On the resulting Manage Secrets page, you can configure existing secrets, and/or click New Secret to define new secrets.

Add New Secret

The New Secret modal provides the following controls:

Secret name: Enter an arbitrary, unique name for this secret.

Secret type: Some options for this field expose additional controls, as described below.

Description: Optionally, enter a description summarizing the purpose of the secret.

Tags: Optionally, enter one or multiple tags related to this secret.

Secret Type

This drop-down offers the following types:

Text: This default type exposes a Value field where you directly enter the secret.

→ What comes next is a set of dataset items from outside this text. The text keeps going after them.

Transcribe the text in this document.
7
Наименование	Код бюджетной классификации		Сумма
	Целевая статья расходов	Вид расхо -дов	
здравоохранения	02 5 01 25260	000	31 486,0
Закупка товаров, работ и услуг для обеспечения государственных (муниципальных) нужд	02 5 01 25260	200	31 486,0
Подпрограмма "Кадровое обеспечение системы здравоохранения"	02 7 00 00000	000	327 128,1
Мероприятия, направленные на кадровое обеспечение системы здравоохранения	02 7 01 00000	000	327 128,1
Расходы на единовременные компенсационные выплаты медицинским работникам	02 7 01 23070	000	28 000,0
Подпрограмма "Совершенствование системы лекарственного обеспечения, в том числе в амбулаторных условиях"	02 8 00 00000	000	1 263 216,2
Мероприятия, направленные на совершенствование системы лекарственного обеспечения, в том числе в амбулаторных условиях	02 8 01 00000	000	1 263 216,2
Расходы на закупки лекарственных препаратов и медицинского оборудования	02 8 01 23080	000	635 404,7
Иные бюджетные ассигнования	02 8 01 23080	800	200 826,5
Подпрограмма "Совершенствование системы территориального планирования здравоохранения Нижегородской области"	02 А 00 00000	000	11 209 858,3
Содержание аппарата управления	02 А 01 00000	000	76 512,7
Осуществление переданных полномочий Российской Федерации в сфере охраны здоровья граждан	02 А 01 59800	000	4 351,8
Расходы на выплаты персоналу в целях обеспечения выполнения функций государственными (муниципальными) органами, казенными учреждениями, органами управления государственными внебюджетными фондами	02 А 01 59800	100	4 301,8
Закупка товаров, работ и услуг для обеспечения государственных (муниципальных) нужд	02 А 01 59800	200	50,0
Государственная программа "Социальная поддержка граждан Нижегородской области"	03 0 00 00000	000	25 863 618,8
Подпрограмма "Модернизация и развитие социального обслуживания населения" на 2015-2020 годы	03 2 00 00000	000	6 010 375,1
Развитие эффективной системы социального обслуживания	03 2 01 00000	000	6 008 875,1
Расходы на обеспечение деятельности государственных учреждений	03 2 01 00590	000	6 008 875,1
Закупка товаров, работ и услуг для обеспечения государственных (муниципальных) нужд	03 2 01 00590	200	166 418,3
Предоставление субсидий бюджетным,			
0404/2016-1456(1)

API key and secret key: Exposes API key and Secret key fields, used to retrieve the secret from a secure endpoint. This is the only secret type that Cribl Edge supports for its AWS-based Sources, Collectors, and Destinations, and its Google Cloud Storage Destination.

Username with password: Exposes Username and Password fields, which you fill to retrieve the secret using Basic Authentication.

Encrypt Secrets Using the Command Line

You also have the option to create and encrypt sensitive values using the same mechanism Cribl Edge employs internally for all sensitive fields. This ensures consistency and leverages the built-in encryption capabilities within Cribl Edge.

This approach allows you to store all your secrets securely in a password store, keeping them out of your Git repository, and adheres to strict organizational security standards that prohibit storing secrets in version control.

Modifying credentials directly through the Cribl Stream UI won’t be possible, even in development environments. This approach prioritizes security by keeping secrets out of the UI altogether.

For details, see Encrypt in the CLI Reference doc.

Custom HTTP Headers

You can encode custom, security-related HTTP headers as needed. In a Distributed deployment, navigate to Worker Group Settings, then API Server Settings > Advanced > HTTP Headers. (In a Single-instance deployment, the API Server Settings are within Global Settings > General Settings.) Define HTTP headers as key-value pairs, clicking Add Header as needed.